Vietnamese military strategists recognized early on that a conventional victory over the U.S. was unattainable. The extensive rural population of the South, already influenced by DRV-backed insurgents (the Viet Cong), proved difficult for American forces to suppress. The conflict shifted to a war of attrition, with the Vietnamese employing extensive tunnel networks to counter American superiority. The Cu Chi Tunnels, for example, were a crucial part of their strategy.

Despite intense American bombing campaigns designed to break Vietnamese resolve, the civilian population demonstrated remarkable resilience. A North Vietnamese civilian’s reaction to the first B-57 bombers, asking why airplanes were dropping “baby airplanes,” highlights the confusion and suffering experienced by the Vietnamese people.

The Tet Offensive and Aftermath

The Tet Offensive of 1968 was a turning point, showcasing the Viet Cong’s ability to strike even the heart of Saigon. The psychological impact on U.S. forces was immense, revealing vulnerabilities and leading to growing disillusionment with the South Vietnamese government. The propaganda campaigns led by Vo Nguyen Giap, a prominent military leader, effectively rallied the North Vietnamese people by framing the war as a just struggle against imperialism.

As the war dragged on, U.S. morale plummeted, and by the early 1970s, efforts to strengthen the South Vietnamese army while withdrawing American troops proved insufficient. The DRV’s final offensive, known as the Ho Chi Minh Campaign, decisively ended the conflict in 1975, leading to the fall of Saigon and the reunification of Vietnam under communist rule.

Legacy and Reflection

While the victory allowed Vietnam to reunify, it left deep scars on both sides, with millions affected by the prolonged conflict. Despite the predictions of spreading communism throughout Southeast Asia, the ideological impact was minimal. The U.S. failed to grasp that it was the Vietnamese desire for liberty, not simply communism, that motivated their resistance. The support of a corrupt regime in the South further exacerbated this misunderstanding, leading to a conflict that opened deep wounds in Vietnamese society—wounds that are yet to be fully healed.

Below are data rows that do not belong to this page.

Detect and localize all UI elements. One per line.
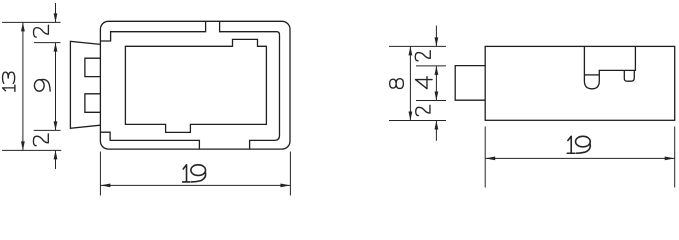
dimension line "13" with arrows: [22, 22, 24, 150]
extension lines: right view width: [484, 127, 486, 188]
extension line: left view bottom (overall height): [2, 149, 61, 151]
label 2 lower-left (rotated): [33, 134, 48, 146]
label 8 (rotated): [390, 79, 404, 89]
extension line: left view tab top: [34, 42, 61, 44]
left view: side mounting tab (trapezoid): [70, 41, 100, 128]
extension line: left view tab bottom: [34, 129, 61, 131]
extension line: right view tab bottom: [416, 100, 446, 102]
right view: side mounting tab: [455, 66, 485, 101]
left view: connector housing outer body: [100, 21, 290, 149]
extension line: right view bottom: [389, 120, 446, 122]
left view: inner shroud outline with top and bottom latch notches: [100, 21, 279, 149]
dimension line "8" with arrows: [409, 46, 411, 120]
label 9 (rotated): [34, 79, 50, 91]
right view: small round-bottom pocket: [624, 70, 634, 81]
label 19 left view: [183, 165, 190, 182]
label 19 right view: [567, 136, 574, 153]
left view: inner cavity rectangle with top key step and bottom key tab: [125, 39, 266, 132]
left view: lower slot in tab: [85, 94, 101, 113]
dimension line "2-9-2" stems and arrows: [55, 3, 57, 22]
extension line: left view top (overall height): [2, 21, 61, 23]
extension lines: left view width: [99, 152, 101, 196]
dimension line "19" left view: [100, 184, 290, 186]
dimension line "2-4-2" stems and arrows: [435, 26, 437, 47]
label 2 upper-left (rotated): [34, 25, 49, 37]
left view: upper slot in tab: [85, 58, 101, 76]
extension line: right view top: [389, 45, 446, 47]
extension line: right view tab top: [416, 65, 446, 67]
right view: pocket ledge line: [584, 74, 599, 76]
label 13 (rotated): [3, 85, 15, 91]
label 2 lower-right view (rotated): [416, 105, 430, 115]
dimension line "19" right view: [485, 157, 675, 159]
right view: housing body (side profile): [485, 46, 675, 120]
label 2 upper-right view (rotated): [415, 51, 430, 61]
right view: latch slot cavity with deep rounded pocket: [584, 46, 635, 88]
label 4 (rotated): [415, 77, 432, 89]
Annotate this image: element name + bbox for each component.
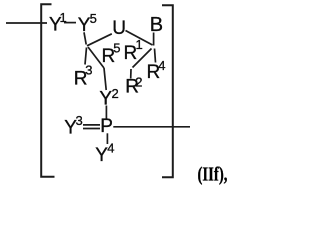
svg-text:2: 2 [135,74,142,89]
svg-text:4: 4 [107,141,114,156]
svg-text:P: P [100,116,113,137]
svg-text:5: 5 [90,11,97,26]
svg-text:4: 4 [158,58,165,73]
svg-text:2: 2 [112,86,119,101]
svg-text:3: 3 [76,113,83,128]
svg-text:1: 1 [60,10,67,25]
svg-text:1: 1 [136,37,143,52]
svg-text:B: B [150,14,163,36]
svg-text:3: 3 [85,62,92,77]
svg-text:(IIf),: (IIf), [198,162,228,186]
svg-text:Y: Y [99,89,112,110]
svg-text:5: 5 [113,41,120,56]
svg-text:U: U [112,18,126,39]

Understanding the Vietnamese perspective during the Vietnam War offers crucial insights into the complex motivations and experiences of a nation under siege. The resilience and determination of the Vietnamese people, shaped by a history of foreign domination and internal strife, played a significant role in shaping the outcome of this devastating conflict.

This article presents a comprehensive view of the Vietnamese experience during the Vietnam War, focusing on their motivations, leadership, and the impact of prolonged conflict.